I've been worrying and going on about neoconservatives and Teabaggers for a long time.  There are others like me, and we tend to get ignored because we're perceived as people who complain too much; and the more we're ignored, the more worried we get, and that makes us talk all the more.

The complainers on my side of the political spectrum have become alarmed about the complainers on the other end, who have made noises about revolting if the next election doesn't go their way.  We're alarmed that the Republican Party has been taken over by people who are ignorant, and who laud ignorance.  Today's Republican Party is in the difficult position of having to disguise their agenda because so much of it is unpopular with people when it is spelled out to them.

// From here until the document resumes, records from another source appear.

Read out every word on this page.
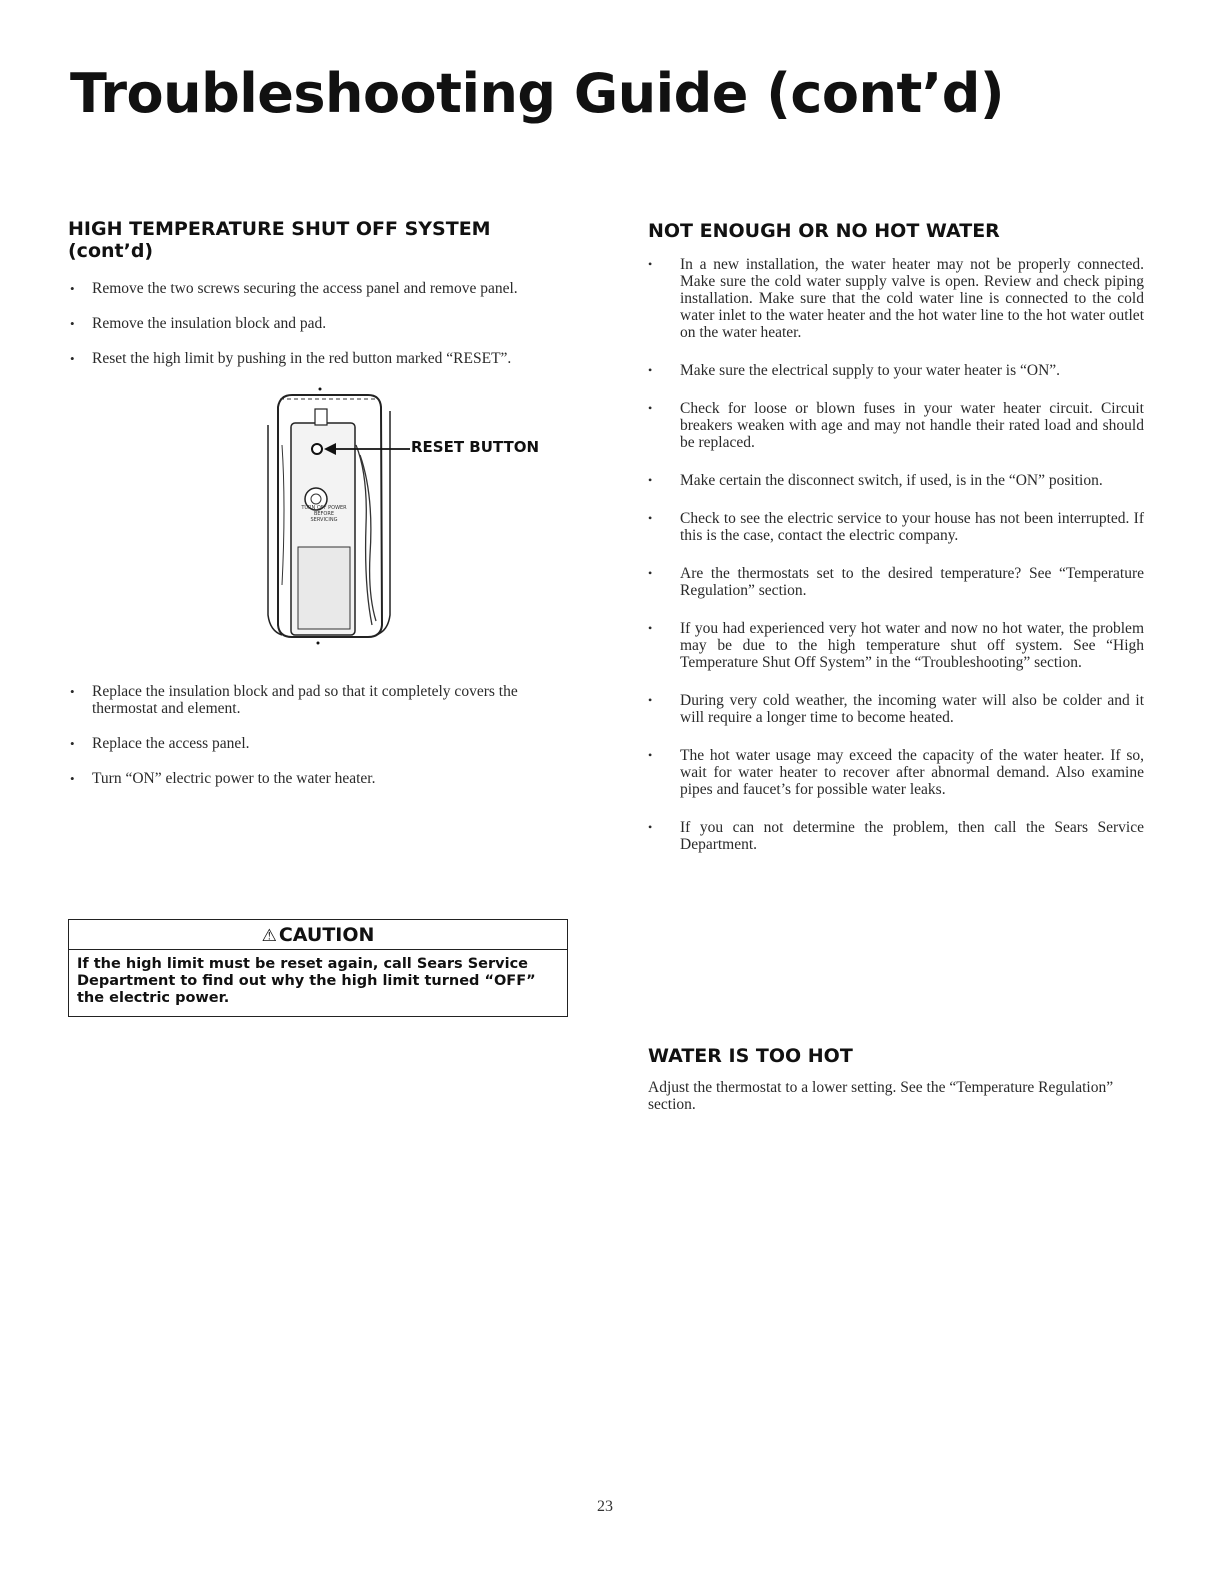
Troubleshooting Guide (cont’d)
HIGH TEMPERATURE SHUT OFF SYSTEM
(cont’d)
• Remove the two screws securing the access panel and remove panel.
• Remove the insulation block and pad.
• Reset the high limit by pushing in the red button marked “RESET”.
TURN OFF POWER BEFORE SERVICING
RESET BUTTON
• Replace the insulation block and pad so that it completely covers the thermostat and element.
• Replace the access panel.
• Turn “ON” electric power to the water heater.
⚠ CAUTION
If the high limit must be reset again, call Sears Service Department to find out why the high limit turned “OFF” the electric power.
NOT ENOUGH OR NO HOT WATER
• In a new installation, the water heater may not be properly connected. Make sure the cold water supply valve is open. Review and check piping installation. Make sure that the cold water line is connected to the cold water inlet to the water heater and the hot water line to the hot water outlet on the water heater.
• Make sure the electrical supply to your water heater is “ON”.
• Check for loose or blown fuses in your water heater circuit. Circuit breakers weaken with age and may not handle their rated load and should be replaced.
• Make certain the disconnect switch, if used, is in the “ON” position.
• Check to see the electric service to your house has not been interrupted. If this is the case, contact the electric company.
• Are the thermostats set to the desired temperature? See “Temperature Regulation” section.
• If you had experienced very hot water and now no hot water, the problem may be due to the high temperature shut off system. See “High Temperature Shut Off System” in the “Troubleshooting” section.
• During very cold weather, the incoming water will also be colder and it will require a longer time to become heated.
• The hot water usage may exceed the capacity of the water heater. If so, wait for water heater to recover after abnormal demand. Also examine pipes and faucet’s for possible water leaks.
• If you can not determine the problem, then call the Sears Service Department.
WATER IS TOO HOT

Adjust the thermostat to a lower setting. See the “Temperature Regulation” section.

23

If you ask people if they prefer Obama's programs or Romney's, a certain number of the respondents will say Romney's.  But when you ask them about individual questions without mentioning which candidate espouses them, a much lower number of people choose Romney's programs.  Clearly, many people don't study the issues much.  They're too busy to really pay attention.

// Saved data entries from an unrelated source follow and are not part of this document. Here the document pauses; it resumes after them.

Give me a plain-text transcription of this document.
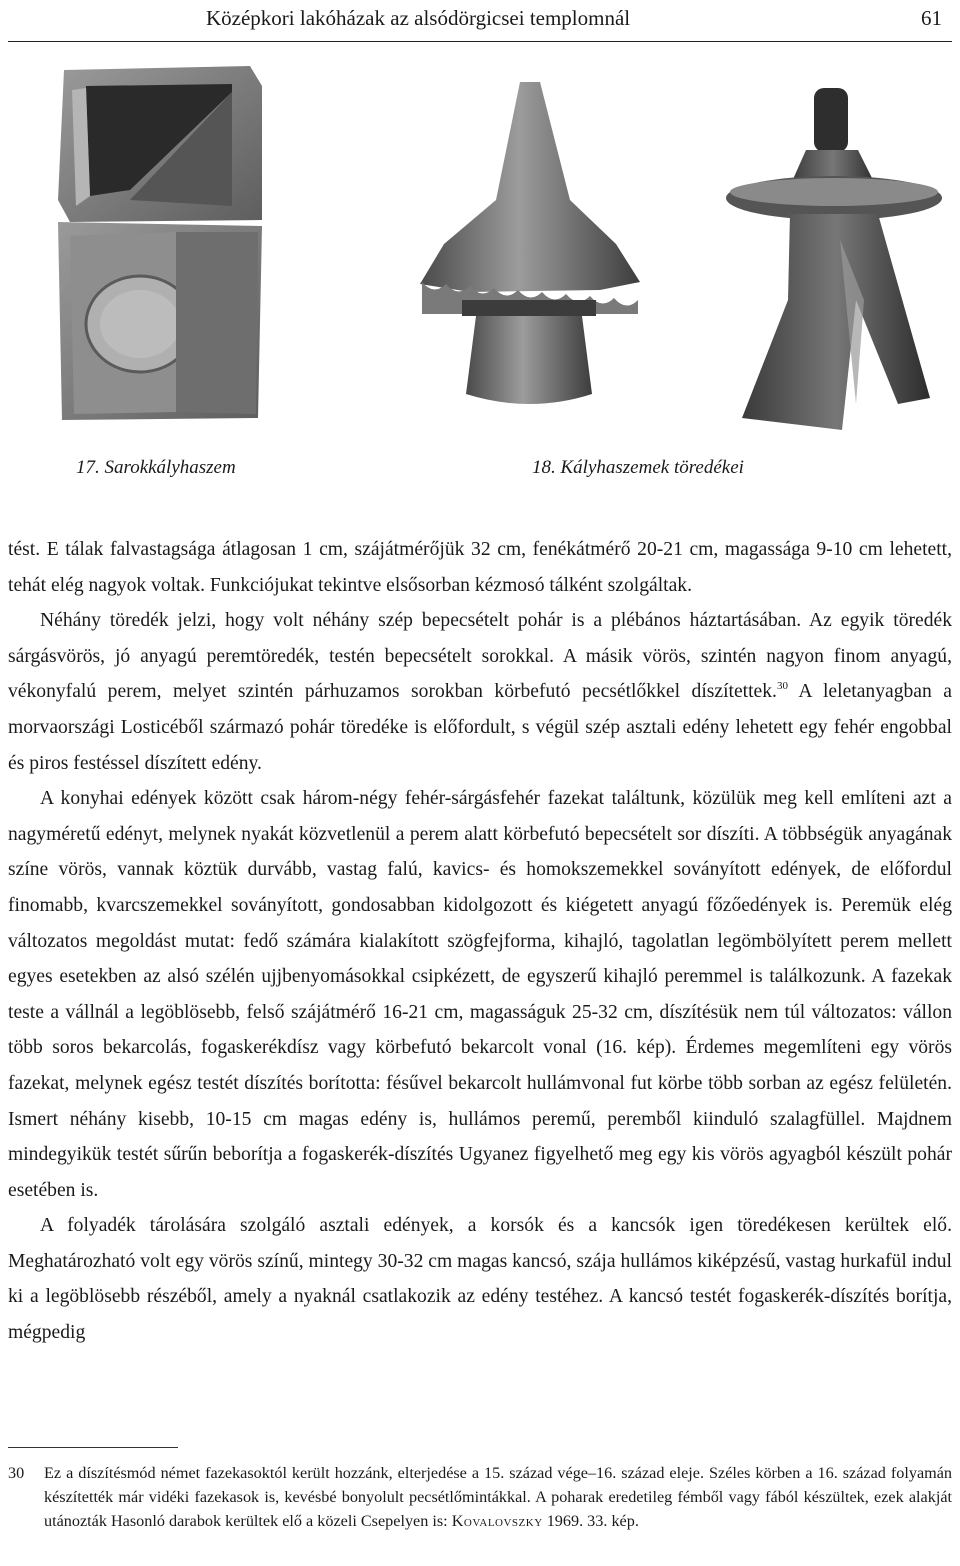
Középkori lakóházak az alsódörgicsei templomnál	61
17. Sarokkályhaszem	18. Kályhaszemek töredékei

tést. E tálak falvastagsága átlagosan 1 cm, szájátmérőjük 32 cm, fenékátmérő 20-21 cm, magassága 9-10 cm lehetett, tehát elég nagyok voltak. Funkciójukat tekintve elsősorban kézmosó tálként szolgáltak.

Néhány töredék jelzi, hogy volt néhány szép bepecsételt pohár is a plébános háztartásában. Az egyik töredék sárgásvörös, jó anyagú peremtöredék, testén bepecsételt sorokkal. A másik vörös, szintén nagyon finom anyagú, vékonyfalú perem, melyet szintén párhuzamos sorokban körbefutó pecsétlőkkel díszítettek.$^{30}$ A leletanyagban a morvaországi Losticéből származó pohár töredéke is előfordult, s végül szép asztali edény lehetett egy fehér engobbal és piros festéssel díszített edény.

A konyhai edények között csak három-négy fehér-sárgásfehér fazekat találtunk, közülük meg kell említeni azt a nagyméretű edényt, melynek nyakát közvetlenül a perem alatt körbefutó bepecsételt sor díszíti. A többségük anyagának színe vörös, vannak köztük durvább, vastag falú, kavics- és homokszemekkel soványított edények, de előfordul finomabb, kvarcszemekkel soványított, gondosabban kidolgozott és kiégetett anyagú főzőedények is. Peremük elég változatos megoldást mutat: fedő számára kialakított szögfejforma, kihajló, tagolatlan legömbölyített perem mellett egyes esetekben az alsó szélén ujjbenyomásokkal csipkézett, de egyszerű kihajló peremmel is találkozunk. A fazekak teste a vállnál a legöblösebb, felső szájátmérő 16-21 cm, magasságuk 25-32 cm, díszítésük nem túl változatos: vállon több soros bekarcolás, fogaskerékdísz vagy körbefutó bekarcolt vonal (16. kép). Érdemes megemlíteni egy vörös fazekat, melynek egész testét díszítés borította: fésűvel bekarcolt hullámvonal fut körbe több sorban az egész felületén. Ismert néhány kisebb, 10-15 cm magas edény is, hullámos peremű, peremből kiinduló szalagfüllel. Majdnem mindegyikük testét sűrűn beborítja a fogaskerék-díszítés Ugyanez figyelhető meg egy kis vörös agyagból készült pohár esetében is.

A folyadék tárolására szolgáló asztali edények, a korsók és a kancsók igen töredékesen kerültek elő. Meghatározható volt egy vörös színű, mintegy 30-32 cm magas kancsó, szája hullámos kiképzésű, vastag hurkafül indul ki a legöblösebb részéből, amely a nyaknál csatlakozik az edény testéhez. A kancsó testét fogaskerék-díszítés borítja, mégpedig

30 Ez a díszítésmód német fazekasoktól került hozzánk, elterjedése a 15. század vége–16. század eleje. Széles körben a 16. század folyamán készítették már vidéki fazekasok is, kevésbé bonyolult pecsétlőmintákkal. A poharak eredetileg fémből vagy fából készültek, ezek alakját utánozták Hasonló darabok kerültek elő a közeli Csepelyen is: Kovalovszky 1969. 33. kép.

Now, there are people on the far right, as we know, who want to dismantle the New Deal completely.  They want to privatize Social Security and end Medicare.  There are people on the far right who actually want our children taught that slavery wasn't so bad.  As I have mentioned before, once upon a time, conservatives would have been happy if the government would stop giving handouts to the unemployed; now the Teabaggers are against helping the poor even if they are working.  Once upon a time, the pro-life movement would have been happy to stop abortion; now they are attacking all forms of birth control.

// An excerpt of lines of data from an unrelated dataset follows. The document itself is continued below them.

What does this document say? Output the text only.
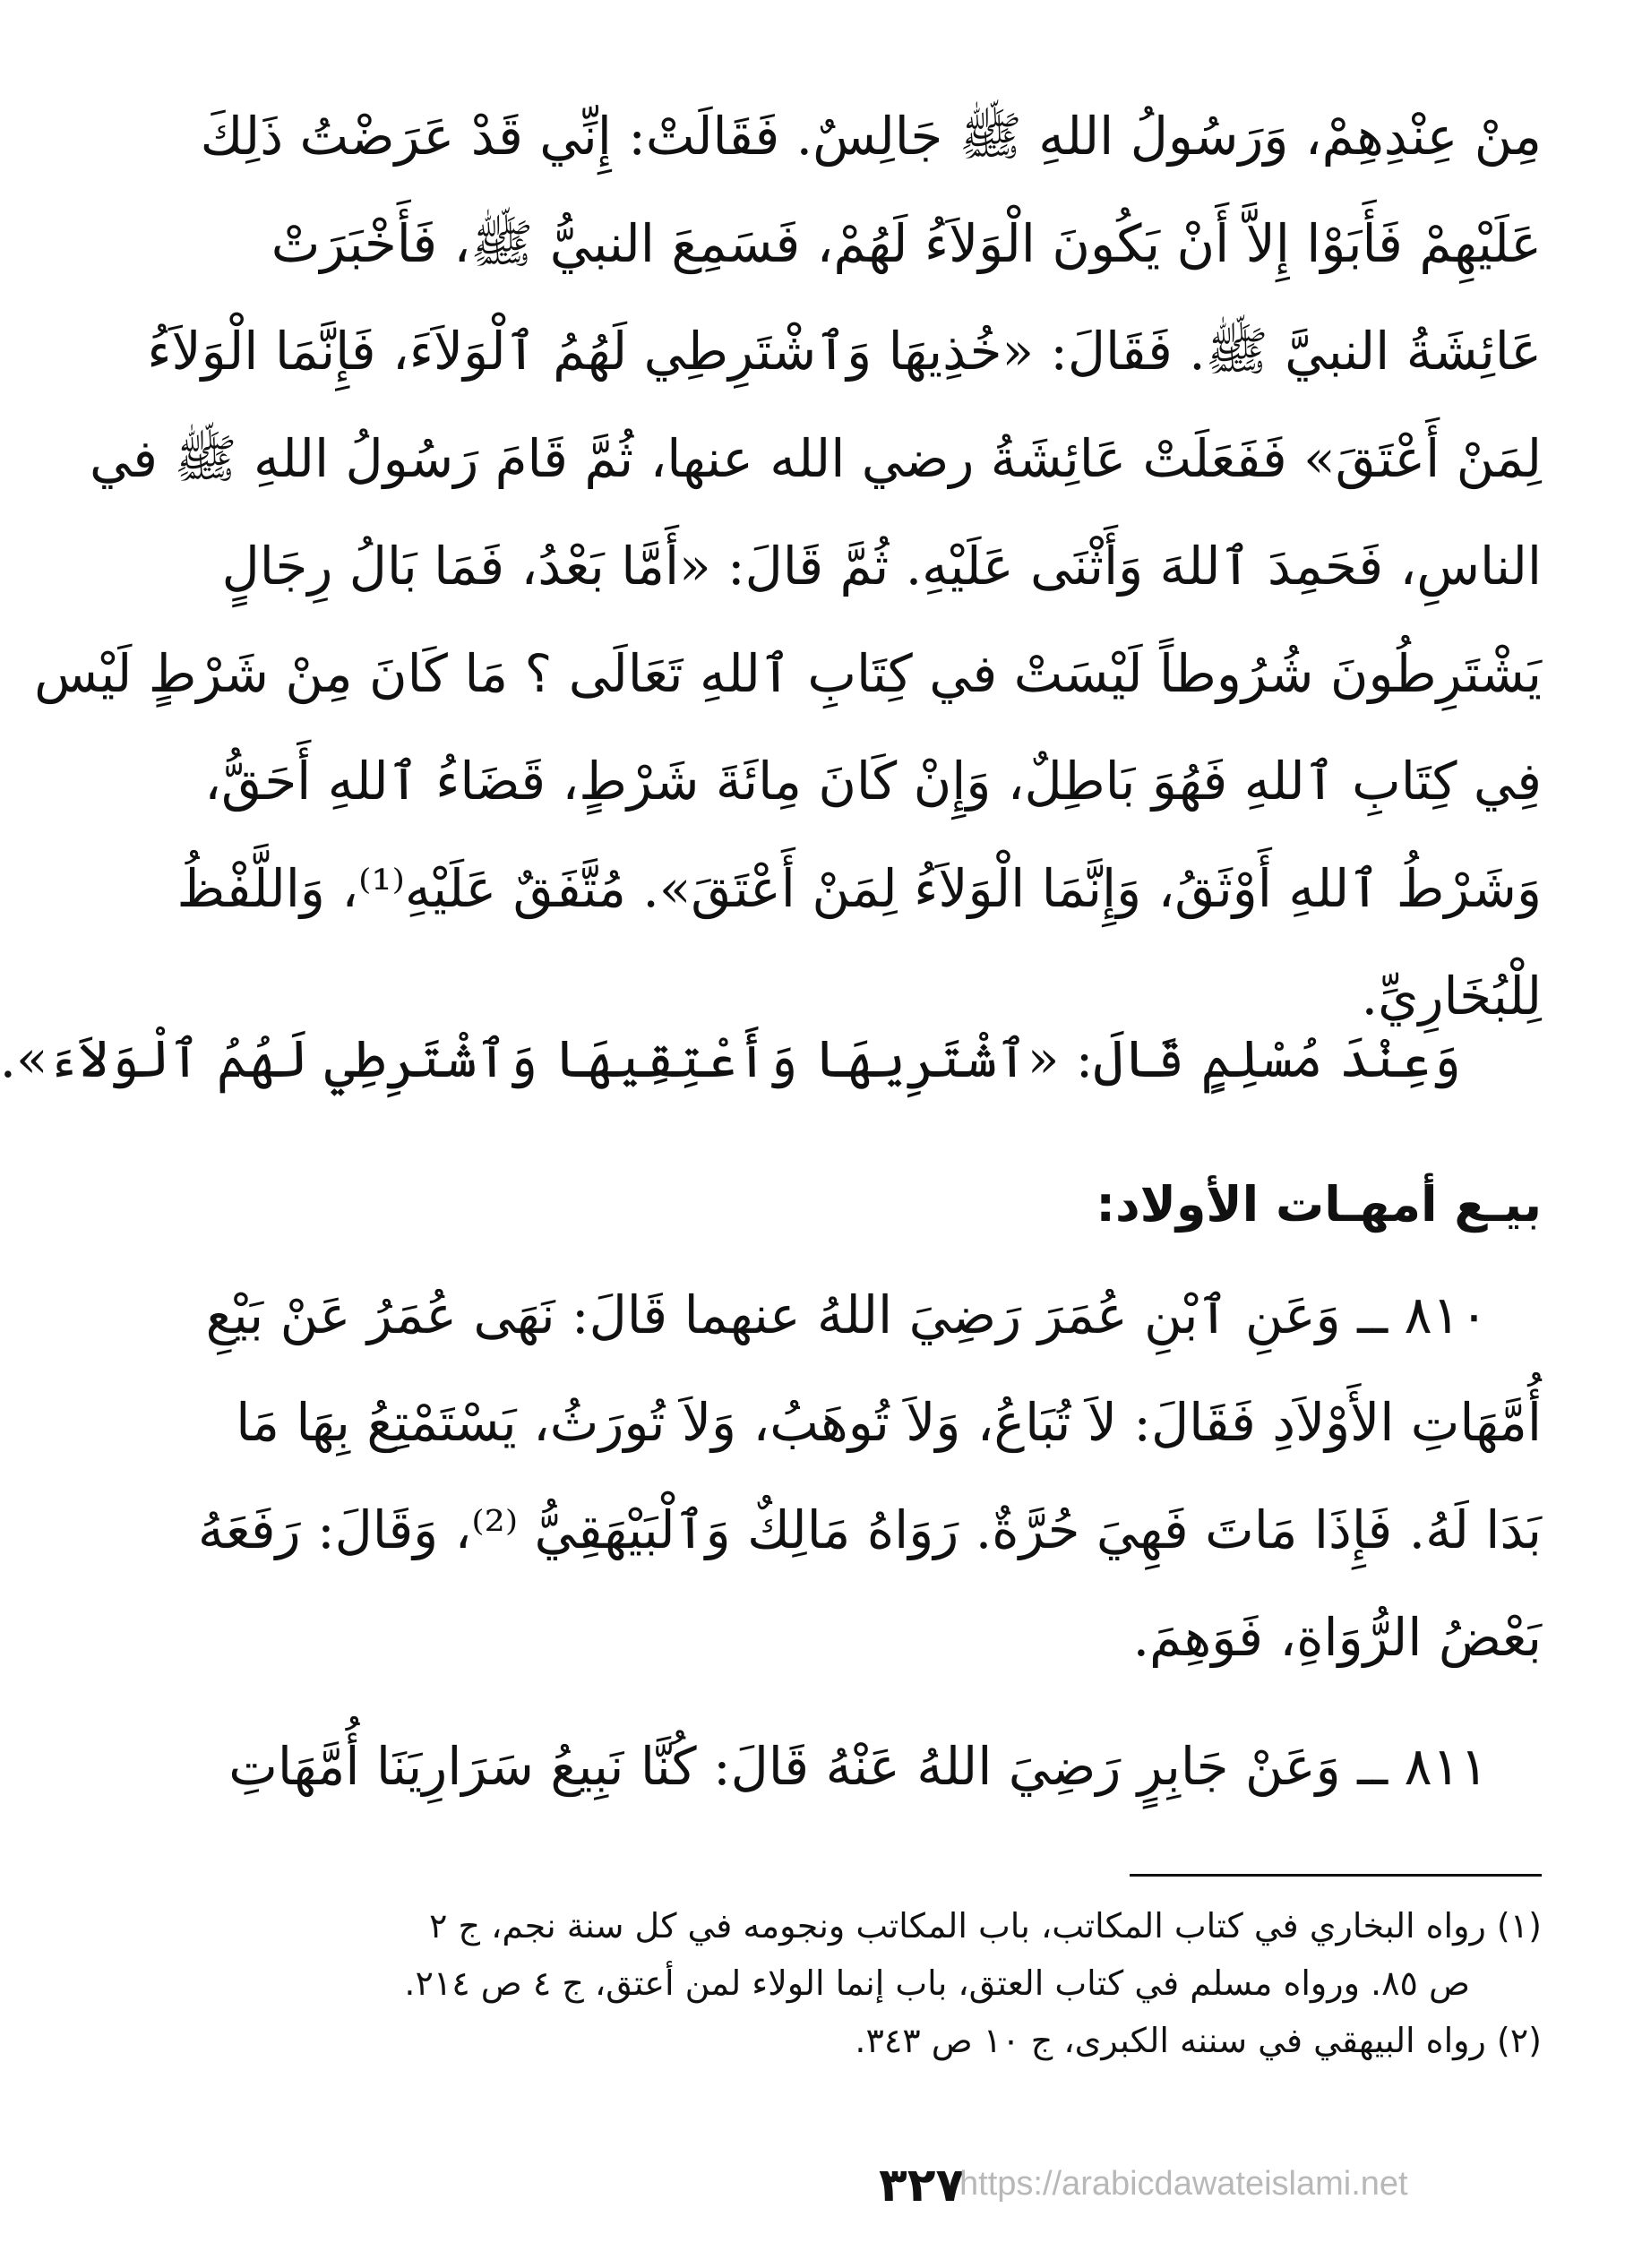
مِنْ عِنْدِهِمْ، وَرَسُولُ اللهِ ﷺ جَالِسٌ. فَقَالَتْ: إِنِّي قَدْ عَرَضْتُ ذَلِكَ
عَلَيْهِمْ فَأَبَوْا إِلاَّ أَنْ يَكُونَ الْوَلاَءُ لَهُمْ، فَسَمِعَ النبيُّ ﷺ، فَأَخْبَرَتْ
عَائِشَةُ النبيَّ ﷺ. فَقَالَ: «خُذِيهَا وَٱشْتَرِطِي لَهُمُ ٱلْوَلاَءَ، فَإِنَّمَا الْوَلاَءُ
لِمَنْ أَعْتَقَ» فَفَعَلَتْ عَائِشَةُ رضي الله عنها، ثُمَّ قَامَ رَسُولُ اللهِ ﷺ في
الناسِ، فَحَمِدَ ٱللهَ وَأَثْنَى عَلَيْهِ. ثُمَّ قَالَ: «أَمَّا بَعْدُ، فَمَا بَالُ رِجَالٍ
يَشْتَرِطُونَ شُرُوطاً لَيْسَتْ في كِتَابِ ٱللهِ تَعَالَى ؟ مَا كَانَ مِنْ شَرْطٍ لَيْس
فِي كِتَابِ ٱللهِ فَهُوَ بَاطِلٌ، وَإِنْ كَانَ مِائَةَ شَرْطٍ، قَضَاءُ ٱللهِ أَحَقُّ،
وَشَرْطُ ٱللهِ أَوْثَقُ، وَإِنَّمَا الْوَلاَءُ لِمَنْ أَعْتَقَ». مُتَّفَقٌ عَلَيْهِ⁽¹⁾، وَاللَّفْظُ
لِلْبُخَارِيِّ.
وَعِنْدَ مُسْلِمٍ قَالَ: «ٱشْتَرِيهَا وَأَعْتِقِيهَا وَٱشْتَرِطِي لَهُمُ ٱلْوَلاَءَ».
بيـع أمهـات الأولاد:
٨١٠ ــ وَعَنِ ٱبْنِ عُمَرَ رَضِيَ اللهُ عنهما قَالَ: نَهَى عُمَرُ عَنْ بَيْعِ
أُمَّهَاتِ الأَوْلاَدِ فَقَالَ: لاَ تُبَاعُ، وَلاَ تُوهَبُ، وَلاَ تُورَثُ، يَسْتَمْتِعُ بِهَا مَا
بَدَا لَهُ. فَإِذَا مَاتَ فَهِيَ حُرَّةٌ. رَوَاهُ مَالِكٌ وَٱلْبَيْهَقِيُّ ⁽²⁾، وَقَالَ: رَفَعَهُ
بَعْضُ الرُّوَاةِ، فَوَهِمَ.
٨١١ ــ وَعَنْ جَابِرٍ رَضِيَ اللهُ عَنْهُ قَالَ: كُنَّا نَبِيعُ سَرَارِيَنَا أُمَّهَاتِ
(١) رواه البخاري في كتاب المكاتب، باب المكاتب ونجومه في كل سنة نجم، ج ٢
ص ٨٥. ورواه مسلم في كتاب العتق، باب إنما الولاء لمن أعتق، ج ٤ ص ٢١٤.
(٢) رواه البيهقي في سننه الكبرى، ج ١٠ ص ٣٤٣.
٣٢٧
https://arabicdawateislami.net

The Republican Party knows that the things they believe in are unpopular if they are understood properly.  So they're running a sort of stealth campaign.  They want their programs passed even if the populace doesn't like those programs.  However, recent statements by some of the most extreme Republicans may have shaken the nation awake.

Todd Akin, Republican candidate for the Senate from Missouri has come under fire for saying that women's bodies can naturally prevent pregnancy by a rapist.  Their fear of this traumatic event, Mr. Akin claims, causes some sort of chemical change in their bodies that keeps them from getting pregnant.  Now, I don't know if Akin really believes this, although he probably does, but he's not a lone ignoramus.  This belief is widespread among pro-lifers who want abortion banned with no exceptions.  If they don't believe in pregnancy by rape, they don't have to worry about the exception.

The nastiest part of this, of course, is that if a woman is raped and gets pregnant, it's proof that she wanted it.

This story has gotten a lot of attention, and I think it may have alerted the sleepier members of the population that there is madness afoot.  Perhaps the electorate will begin to pay attention to what the candidates believe in.  For that, we can thank the overreach of the Teabaggers.